Daily Archives: January 27, 2016

This is absolutely amazing! Scientists have found out that the cause of schizophrenia is too much synaptic pruning of neurons, “in which the brain sheds weak or redundant connections between neurons as it matures” in the prefrontal cortex. This begins in adolescence and the symptoms of schizophrenia also start in adolescence! “People who carry genes that accelerate or intensify that pruning are at higher risk of developing schizophrenia than those who do not, the new study suggests.”

They knew that the MHC locus was involved in schizophrenia, they pinpointed the exact gene that is involved, the C-4 gene, this is the gene that facilitates the aggressive tagging of connections, thereby accelerating pruning. Wow, this is so amazing! Here it is in a nutshell, why people get schizophrenia!

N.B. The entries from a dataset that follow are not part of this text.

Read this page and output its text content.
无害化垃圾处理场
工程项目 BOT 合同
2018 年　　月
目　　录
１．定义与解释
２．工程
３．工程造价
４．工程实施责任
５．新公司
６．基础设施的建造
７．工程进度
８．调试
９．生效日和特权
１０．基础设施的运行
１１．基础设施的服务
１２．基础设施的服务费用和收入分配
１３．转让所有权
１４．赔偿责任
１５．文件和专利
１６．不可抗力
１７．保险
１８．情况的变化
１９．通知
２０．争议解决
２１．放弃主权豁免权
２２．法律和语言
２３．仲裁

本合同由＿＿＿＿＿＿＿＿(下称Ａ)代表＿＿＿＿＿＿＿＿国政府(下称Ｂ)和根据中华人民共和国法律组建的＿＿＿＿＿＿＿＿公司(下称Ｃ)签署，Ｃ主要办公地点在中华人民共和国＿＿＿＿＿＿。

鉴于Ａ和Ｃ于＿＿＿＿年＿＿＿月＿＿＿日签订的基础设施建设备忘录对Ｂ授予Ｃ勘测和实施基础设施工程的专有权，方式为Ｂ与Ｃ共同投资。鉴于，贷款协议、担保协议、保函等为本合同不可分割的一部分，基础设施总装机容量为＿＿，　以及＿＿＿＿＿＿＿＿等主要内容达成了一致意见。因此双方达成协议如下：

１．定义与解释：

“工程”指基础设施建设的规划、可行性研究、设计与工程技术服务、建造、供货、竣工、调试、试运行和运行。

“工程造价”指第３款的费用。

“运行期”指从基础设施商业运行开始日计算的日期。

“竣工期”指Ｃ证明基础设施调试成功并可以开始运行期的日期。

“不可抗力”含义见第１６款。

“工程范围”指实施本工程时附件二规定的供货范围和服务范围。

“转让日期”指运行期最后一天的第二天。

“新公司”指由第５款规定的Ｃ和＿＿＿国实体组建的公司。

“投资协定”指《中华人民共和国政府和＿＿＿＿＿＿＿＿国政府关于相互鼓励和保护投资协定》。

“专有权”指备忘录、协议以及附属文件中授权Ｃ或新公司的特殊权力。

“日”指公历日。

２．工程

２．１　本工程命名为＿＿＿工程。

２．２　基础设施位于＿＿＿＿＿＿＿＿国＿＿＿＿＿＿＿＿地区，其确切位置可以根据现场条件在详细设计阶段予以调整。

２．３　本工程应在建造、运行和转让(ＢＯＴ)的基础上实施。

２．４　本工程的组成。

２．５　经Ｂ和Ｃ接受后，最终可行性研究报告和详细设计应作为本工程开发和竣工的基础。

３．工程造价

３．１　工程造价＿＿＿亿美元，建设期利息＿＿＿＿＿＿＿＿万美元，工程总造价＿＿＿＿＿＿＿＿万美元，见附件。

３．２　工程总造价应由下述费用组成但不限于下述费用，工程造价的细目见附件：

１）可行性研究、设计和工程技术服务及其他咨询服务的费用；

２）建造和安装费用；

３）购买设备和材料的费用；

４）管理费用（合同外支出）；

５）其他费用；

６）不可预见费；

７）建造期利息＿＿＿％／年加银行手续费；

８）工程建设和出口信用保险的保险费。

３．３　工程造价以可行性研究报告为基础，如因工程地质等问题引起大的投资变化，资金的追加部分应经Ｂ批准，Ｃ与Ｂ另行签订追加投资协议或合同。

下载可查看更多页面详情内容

I am totally floored! So floored, I almost forgot to put the reference, but here is is:

http://www.nytimes.com/2016/01/28/health/schizophrenia-cause-synaptic-pruning-brain-psychiatry.html

“Scientists reported on Wednesday that they had taken a significant step toward understanding the cause of schizophrenia, in a landmark study that provides the first rigorously tested insight into the biology behind any common psychiatric disorder.

More than two million Americans have a diagnosis of schizophrenia, which is characterized by delusional thinking and hallucinations. The drugs available to treat it blunt some of its symptoms but do not touch the underlying cause.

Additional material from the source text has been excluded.